WASHINGTON, D.C. ESSENTIALS:
- GETTING AROUND:
- The Metro system in Washington, DC is safe and reliable. There are five lines: Red, Blue, Orange, Green and Yellow. (Silver Line opens July 26,2014)
- You need a Smart Card or Paper Card to ride the metro
- Cost of trip is based on destination.
- Purchase a Smartcard to save an additional Paper Card fee
- All passes must be inserted into the turnstile when entering AND exiting the metro (so don’t throw away a used paper card)
- WHERE TO STAY:
- There is a hotel for every budget in Washington, DC – from lower budget stays at a Residence Inn to luxury getaways at the Four Seasons.
- Georgetown is a great location to stay in – the metro is only a short walk away and the streets are lined with shops and restaurants.
- WHERE TO EAT:
- Lunch - Most of the museums and sites have restaurants on the premises, so they are a quick (although sometimes expensive) way to deal with lunch. Another option is to pack a small cooler with sandwiches and enjoy a picnic on the Mall.

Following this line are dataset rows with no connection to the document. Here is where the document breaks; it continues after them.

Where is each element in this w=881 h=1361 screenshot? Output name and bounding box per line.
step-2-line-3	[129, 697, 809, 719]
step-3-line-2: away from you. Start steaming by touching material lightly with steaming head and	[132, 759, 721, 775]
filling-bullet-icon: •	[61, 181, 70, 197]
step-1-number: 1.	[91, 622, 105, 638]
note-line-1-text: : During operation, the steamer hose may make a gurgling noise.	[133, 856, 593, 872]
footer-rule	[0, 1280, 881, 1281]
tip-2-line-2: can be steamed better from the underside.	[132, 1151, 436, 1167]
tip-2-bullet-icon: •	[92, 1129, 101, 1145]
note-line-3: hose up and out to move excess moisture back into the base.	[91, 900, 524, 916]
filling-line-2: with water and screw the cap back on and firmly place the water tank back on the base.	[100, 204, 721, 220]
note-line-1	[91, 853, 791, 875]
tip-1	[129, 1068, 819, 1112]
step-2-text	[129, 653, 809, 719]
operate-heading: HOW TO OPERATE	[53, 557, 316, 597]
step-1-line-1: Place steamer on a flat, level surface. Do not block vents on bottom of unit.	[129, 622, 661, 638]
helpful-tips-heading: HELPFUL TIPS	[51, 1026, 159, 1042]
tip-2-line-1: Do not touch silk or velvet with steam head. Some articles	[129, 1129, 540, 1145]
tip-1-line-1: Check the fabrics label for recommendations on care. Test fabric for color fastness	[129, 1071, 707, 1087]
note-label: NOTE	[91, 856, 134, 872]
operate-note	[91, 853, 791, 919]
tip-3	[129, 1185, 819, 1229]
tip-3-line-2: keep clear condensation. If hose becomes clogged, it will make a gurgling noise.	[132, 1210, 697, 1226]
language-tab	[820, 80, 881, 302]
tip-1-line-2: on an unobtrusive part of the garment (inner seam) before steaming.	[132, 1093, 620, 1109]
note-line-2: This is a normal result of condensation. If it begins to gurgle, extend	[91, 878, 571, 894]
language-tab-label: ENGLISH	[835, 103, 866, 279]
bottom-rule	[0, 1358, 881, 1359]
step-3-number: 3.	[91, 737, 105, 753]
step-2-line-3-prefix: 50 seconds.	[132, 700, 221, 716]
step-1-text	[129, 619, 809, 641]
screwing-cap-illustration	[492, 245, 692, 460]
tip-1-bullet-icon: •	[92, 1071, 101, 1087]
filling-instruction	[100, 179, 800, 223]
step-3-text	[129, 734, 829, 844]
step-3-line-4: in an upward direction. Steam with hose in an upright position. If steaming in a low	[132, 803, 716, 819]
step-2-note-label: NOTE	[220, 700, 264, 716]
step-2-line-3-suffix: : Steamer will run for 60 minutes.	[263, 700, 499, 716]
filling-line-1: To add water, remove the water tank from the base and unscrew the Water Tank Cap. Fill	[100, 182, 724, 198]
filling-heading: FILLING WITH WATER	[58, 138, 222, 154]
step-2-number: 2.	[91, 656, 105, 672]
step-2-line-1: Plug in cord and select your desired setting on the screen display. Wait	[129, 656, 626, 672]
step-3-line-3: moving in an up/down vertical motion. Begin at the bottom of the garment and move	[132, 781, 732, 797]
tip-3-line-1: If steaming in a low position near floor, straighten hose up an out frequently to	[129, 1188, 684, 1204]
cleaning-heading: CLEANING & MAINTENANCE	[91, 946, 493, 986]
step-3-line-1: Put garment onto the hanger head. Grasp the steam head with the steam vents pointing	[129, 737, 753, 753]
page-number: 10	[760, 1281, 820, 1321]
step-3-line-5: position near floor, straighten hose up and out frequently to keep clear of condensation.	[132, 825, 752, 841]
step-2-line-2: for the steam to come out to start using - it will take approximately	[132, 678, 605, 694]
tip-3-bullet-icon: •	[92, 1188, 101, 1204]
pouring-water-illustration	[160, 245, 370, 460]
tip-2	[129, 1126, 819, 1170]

- Dinner – You can find just about every type of cuisine in Washington, DC. If you are staying in or around Georgetown, a few ideas include: Sea Catch Restaurant and Raw Bar (Seafood), J Paul’s (American), and Ristorante La Perla (Italian). If you’re looking for a restaurant steeped in political history, try Old Ebbitt Grill (675 15th Street, NW), a favorite of Presidents Grant, Cleveland and Teddy Roosevelt – and still a popular spot for current politicians.
- ADMISSION FEES:
- A great added bonus of a Washington, DC vacation is that ALL Smithsonian Institutions and many of the other national sites are FREE (some sites, including those you book online at home, require a small reservation fee)
- WHITE HOUSE TOURS:
- White House Tours MUST be scheduled through your local Representative. Call your rep’s local office or visit their website for details. Be prepared to fill out forms with your name, address, dates of travel and Social Security number. For travel during busy months, contact your Representative AT LEAST 4 months in advance.